To reduce visual clutter and hide seams between sections, we visually simplified the mesh to a dot pattern.
Dollhouse
As a user maps an environment, the mapped 3D geometry is built in a location towards the lower FOV, called a dollhouse. The dollhouse provides a clear overview of what has been mapped and what has not, and instills confidence in users regarding their progress.
Audio
The speed at which a user moves their body and head needs to be at a “methodical” pace. Fast movements don’t allow the sensors to capture positional data properly, and overly slow movement results in user impatience. The audio team created an ambient music track that set a zen-like feeling to inform pace, with a multi-layer track that added complexity as the user progressed to better scan data.
Tutorial
Tutorial screens for beginners explain the environment, how to create good scans, what to do and what to expect, when to end, and what types of areas to stay away from.
HUD
The heads-up display hovers in front of the user (head-relative behavior) in the lower field of the FOV. The low position in the FOV increases visibility of the physical world and waypoints, and the behavior allows users to easily look down to check progress. The physical world the device can sense is divided into 3-square-meter grids. A quality percentage is calculated from the average localization confidence and displayed in the HUD. This HUD quality indicator gave users the feeling of progress and indicated when they could end and save their map.
Waypoints
Waypoints are 3D targets that populate the known area and are used to attract users to look at and move closer to them. The floor is divided into 3㎡ grids, and each grid generates four waypoints placed at semi-random widths and heights. Waypoints begin as simple spheres, and as the user approaches, focuses on, and then stares at a waypoint, it provides visual and audio feedback about its state. Positional data is then recorded to produce a high-quality SLAM map. The final stage of a waypoint occurs when it is “destroyed,” shrinking and sinking into the mesh. The user then moves on to the next waypoint, and then the next. Users follow this breadcrumb trail in whatever movement pattern they choose.

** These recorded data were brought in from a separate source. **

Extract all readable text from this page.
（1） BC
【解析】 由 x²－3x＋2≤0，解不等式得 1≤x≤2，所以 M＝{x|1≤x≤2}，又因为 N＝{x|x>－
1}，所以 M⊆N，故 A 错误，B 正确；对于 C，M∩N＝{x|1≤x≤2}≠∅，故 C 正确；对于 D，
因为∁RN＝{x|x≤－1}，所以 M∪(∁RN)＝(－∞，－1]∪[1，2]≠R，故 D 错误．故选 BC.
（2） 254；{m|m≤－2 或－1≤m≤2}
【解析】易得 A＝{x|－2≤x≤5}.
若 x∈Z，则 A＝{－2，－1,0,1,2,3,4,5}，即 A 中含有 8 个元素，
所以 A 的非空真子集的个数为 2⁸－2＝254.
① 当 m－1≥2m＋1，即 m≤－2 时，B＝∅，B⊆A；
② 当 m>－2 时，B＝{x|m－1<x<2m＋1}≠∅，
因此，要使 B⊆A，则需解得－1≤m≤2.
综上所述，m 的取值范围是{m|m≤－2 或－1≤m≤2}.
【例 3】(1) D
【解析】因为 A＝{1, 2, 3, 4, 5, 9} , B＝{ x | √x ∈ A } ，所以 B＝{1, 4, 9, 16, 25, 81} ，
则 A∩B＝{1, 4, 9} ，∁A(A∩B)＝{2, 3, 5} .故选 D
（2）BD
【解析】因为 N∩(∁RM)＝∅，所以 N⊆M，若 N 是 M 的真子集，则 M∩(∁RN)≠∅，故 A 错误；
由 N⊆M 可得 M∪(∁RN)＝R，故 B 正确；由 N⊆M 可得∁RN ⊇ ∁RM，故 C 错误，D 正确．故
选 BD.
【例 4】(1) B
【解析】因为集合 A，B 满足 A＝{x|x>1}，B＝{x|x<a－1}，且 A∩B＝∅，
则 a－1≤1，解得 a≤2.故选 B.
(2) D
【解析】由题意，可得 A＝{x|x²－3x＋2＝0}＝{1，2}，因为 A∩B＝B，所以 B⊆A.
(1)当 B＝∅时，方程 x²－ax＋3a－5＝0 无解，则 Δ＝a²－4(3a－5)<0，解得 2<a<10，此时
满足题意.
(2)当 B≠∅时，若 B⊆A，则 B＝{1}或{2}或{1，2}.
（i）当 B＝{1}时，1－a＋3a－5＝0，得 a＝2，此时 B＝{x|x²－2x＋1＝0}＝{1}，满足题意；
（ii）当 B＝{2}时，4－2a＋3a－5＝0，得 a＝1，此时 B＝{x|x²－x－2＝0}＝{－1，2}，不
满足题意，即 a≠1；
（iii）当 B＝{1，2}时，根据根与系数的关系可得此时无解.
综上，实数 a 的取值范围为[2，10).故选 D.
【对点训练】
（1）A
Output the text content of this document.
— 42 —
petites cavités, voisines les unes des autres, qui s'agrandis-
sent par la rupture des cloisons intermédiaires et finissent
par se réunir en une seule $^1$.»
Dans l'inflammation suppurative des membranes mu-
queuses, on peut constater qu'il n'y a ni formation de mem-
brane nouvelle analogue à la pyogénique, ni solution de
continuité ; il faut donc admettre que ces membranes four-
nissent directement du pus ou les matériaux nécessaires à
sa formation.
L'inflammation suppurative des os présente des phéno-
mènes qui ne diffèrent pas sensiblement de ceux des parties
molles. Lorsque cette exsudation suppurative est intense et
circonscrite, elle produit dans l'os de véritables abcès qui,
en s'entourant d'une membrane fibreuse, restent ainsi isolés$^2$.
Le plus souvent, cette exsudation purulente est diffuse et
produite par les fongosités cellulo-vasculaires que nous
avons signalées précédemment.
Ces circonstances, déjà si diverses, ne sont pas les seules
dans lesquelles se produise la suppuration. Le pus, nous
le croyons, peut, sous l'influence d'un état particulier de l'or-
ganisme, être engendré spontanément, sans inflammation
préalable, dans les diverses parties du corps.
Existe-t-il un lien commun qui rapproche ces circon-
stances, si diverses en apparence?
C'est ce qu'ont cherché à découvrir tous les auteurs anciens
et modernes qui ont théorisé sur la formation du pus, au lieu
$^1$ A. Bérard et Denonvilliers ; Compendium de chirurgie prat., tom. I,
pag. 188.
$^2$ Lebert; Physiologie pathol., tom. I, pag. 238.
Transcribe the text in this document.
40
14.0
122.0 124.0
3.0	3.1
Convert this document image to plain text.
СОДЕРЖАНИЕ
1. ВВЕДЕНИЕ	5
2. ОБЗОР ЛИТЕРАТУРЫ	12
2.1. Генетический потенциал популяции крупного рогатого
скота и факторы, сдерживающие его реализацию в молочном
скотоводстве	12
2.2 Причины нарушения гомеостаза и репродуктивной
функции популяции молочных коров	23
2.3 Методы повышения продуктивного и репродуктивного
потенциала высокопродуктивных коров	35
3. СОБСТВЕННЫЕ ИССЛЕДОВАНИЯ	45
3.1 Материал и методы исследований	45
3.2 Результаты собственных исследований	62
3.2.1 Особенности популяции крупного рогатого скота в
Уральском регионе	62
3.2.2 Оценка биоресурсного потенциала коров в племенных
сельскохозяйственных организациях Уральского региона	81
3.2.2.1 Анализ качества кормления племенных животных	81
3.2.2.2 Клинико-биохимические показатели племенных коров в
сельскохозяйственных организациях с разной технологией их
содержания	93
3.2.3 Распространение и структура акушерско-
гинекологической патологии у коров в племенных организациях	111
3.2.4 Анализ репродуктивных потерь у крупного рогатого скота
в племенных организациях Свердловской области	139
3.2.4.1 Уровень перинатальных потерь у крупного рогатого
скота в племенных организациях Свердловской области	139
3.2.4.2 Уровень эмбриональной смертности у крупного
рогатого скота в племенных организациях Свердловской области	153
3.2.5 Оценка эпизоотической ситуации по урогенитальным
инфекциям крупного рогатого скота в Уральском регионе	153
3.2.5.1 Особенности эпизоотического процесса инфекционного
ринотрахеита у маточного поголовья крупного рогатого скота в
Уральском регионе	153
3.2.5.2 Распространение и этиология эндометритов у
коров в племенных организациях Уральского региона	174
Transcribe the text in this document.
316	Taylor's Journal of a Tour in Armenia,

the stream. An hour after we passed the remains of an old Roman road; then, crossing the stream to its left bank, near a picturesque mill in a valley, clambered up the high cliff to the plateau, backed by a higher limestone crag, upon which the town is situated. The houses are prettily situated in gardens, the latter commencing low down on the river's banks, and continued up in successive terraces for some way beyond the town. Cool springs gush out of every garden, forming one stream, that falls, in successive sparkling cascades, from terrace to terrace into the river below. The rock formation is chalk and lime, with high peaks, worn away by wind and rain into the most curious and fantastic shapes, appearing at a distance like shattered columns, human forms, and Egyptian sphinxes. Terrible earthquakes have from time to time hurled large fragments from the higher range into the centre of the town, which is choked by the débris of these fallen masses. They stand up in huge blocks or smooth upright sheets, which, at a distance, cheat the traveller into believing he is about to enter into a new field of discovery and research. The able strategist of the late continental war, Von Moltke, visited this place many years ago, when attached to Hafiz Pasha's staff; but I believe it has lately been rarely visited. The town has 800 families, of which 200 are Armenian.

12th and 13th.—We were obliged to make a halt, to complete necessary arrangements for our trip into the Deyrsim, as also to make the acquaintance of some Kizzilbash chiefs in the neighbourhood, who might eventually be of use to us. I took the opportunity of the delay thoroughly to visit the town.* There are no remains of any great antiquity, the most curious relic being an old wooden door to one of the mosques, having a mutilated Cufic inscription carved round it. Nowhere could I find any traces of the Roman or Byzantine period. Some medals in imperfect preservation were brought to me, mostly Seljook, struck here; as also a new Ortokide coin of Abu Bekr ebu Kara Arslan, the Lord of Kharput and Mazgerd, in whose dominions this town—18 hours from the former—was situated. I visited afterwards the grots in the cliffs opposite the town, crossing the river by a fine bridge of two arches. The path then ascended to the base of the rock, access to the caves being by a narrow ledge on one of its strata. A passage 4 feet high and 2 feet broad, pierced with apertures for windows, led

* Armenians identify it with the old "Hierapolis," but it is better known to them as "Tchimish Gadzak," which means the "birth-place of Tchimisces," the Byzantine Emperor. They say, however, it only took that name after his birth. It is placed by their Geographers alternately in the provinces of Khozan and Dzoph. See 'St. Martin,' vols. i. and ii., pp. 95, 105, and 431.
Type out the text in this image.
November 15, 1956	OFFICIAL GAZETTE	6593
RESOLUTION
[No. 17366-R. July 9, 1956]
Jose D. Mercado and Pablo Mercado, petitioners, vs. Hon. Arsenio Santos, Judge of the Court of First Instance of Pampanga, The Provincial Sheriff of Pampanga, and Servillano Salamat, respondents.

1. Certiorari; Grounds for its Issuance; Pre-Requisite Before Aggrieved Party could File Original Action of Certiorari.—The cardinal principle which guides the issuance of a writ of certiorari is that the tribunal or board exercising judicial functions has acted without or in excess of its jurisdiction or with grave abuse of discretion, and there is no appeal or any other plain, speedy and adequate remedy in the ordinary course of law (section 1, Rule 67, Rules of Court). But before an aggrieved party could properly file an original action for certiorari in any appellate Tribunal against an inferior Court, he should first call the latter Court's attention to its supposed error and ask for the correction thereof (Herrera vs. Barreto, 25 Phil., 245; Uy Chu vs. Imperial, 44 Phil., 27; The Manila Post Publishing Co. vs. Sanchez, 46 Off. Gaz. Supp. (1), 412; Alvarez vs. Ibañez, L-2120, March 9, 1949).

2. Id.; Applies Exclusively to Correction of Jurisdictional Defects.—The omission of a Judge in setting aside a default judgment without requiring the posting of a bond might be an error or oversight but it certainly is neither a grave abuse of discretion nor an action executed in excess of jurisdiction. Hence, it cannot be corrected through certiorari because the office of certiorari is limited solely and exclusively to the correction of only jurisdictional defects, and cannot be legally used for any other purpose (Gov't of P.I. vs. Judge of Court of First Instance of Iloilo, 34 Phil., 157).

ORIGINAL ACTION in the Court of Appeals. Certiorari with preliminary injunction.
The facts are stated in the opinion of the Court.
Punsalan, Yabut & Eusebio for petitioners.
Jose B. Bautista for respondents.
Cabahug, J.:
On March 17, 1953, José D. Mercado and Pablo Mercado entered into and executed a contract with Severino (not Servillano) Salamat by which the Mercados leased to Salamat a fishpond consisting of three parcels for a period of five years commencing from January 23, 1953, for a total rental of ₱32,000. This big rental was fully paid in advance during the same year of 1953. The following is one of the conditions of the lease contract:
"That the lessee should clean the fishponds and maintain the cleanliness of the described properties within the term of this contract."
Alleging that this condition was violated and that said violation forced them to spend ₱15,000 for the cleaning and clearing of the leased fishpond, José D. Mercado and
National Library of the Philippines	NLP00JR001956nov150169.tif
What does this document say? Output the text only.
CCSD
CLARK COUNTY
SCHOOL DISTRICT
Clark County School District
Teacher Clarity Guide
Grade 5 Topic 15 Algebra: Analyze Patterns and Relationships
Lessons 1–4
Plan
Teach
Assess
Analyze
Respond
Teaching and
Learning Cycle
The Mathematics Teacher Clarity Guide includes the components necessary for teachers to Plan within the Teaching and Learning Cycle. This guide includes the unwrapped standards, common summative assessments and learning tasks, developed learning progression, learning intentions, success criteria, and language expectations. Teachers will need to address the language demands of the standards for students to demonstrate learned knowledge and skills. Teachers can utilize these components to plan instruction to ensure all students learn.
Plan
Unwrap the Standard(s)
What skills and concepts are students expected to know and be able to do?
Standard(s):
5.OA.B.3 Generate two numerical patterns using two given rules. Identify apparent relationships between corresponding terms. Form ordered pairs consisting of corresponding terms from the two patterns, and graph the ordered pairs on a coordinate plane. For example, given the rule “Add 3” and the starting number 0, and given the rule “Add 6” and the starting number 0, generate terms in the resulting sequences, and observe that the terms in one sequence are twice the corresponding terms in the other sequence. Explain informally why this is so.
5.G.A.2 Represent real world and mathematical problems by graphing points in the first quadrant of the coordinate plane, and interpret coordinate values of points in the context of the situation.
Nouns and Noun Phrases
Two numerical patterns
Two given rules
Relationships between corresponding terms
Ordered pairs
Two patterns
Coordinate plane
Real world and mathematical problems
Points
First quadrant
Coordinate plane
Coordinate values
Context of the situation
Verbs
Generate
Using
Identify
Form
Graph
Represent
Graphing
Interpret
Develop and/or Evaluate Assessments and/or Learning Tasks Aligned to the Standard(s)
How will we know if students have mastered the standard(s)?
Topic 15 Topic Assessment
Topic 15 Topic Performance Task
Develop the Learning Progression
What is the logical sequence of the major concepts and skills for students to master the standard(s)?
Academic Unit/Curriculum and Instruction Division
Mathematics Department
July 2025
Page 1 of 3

When a user is within 5m of a Waypoint, it transitions from a blue sphere to a torus shape. This tells the user that they are close to a scan state.
The scan state begins when the user is within 2.5m of a Waypoint and focuses on it. For the positional data to be recorded correctly, the user must continue focusing on the Waypoint for 500 ms.
Once data is saved, the Waypoint sinks into the geometric mesh, indicating a symbiotic relationship between positional and mesh data.
The number of waypoints around a user can get overwhelming, so we implemented an opacity system that prioritizes waypoints closer to the user.
Refinement
To address areas that have low localization confidence, once a user selects the end of their mapping, the system would quickly analyze localization confidence across the entire mapped area. If confidence was high (86%), they could then save their map. But if confidence was low in any grid, we offered a “refine” stage. If selected, a 3D geometric dollhouse appeared in the lower FOV, showing red problem waypoints within the dollhouse to indicate where problem areas occur. Overlaid on the physical space, these same red problem waypoints would appear, prompting the user to clear them by navigating back to the problem area and scanning the problem Waypoints. Once all the problem Waypoints were cleared, the user ended the mapping session, and the device would localize to that map.
Hint System
An in-situ tutorial guided users through the experience for the first three mapping sessions. Voice-over and text hints led the user through the experience, giving general guidance.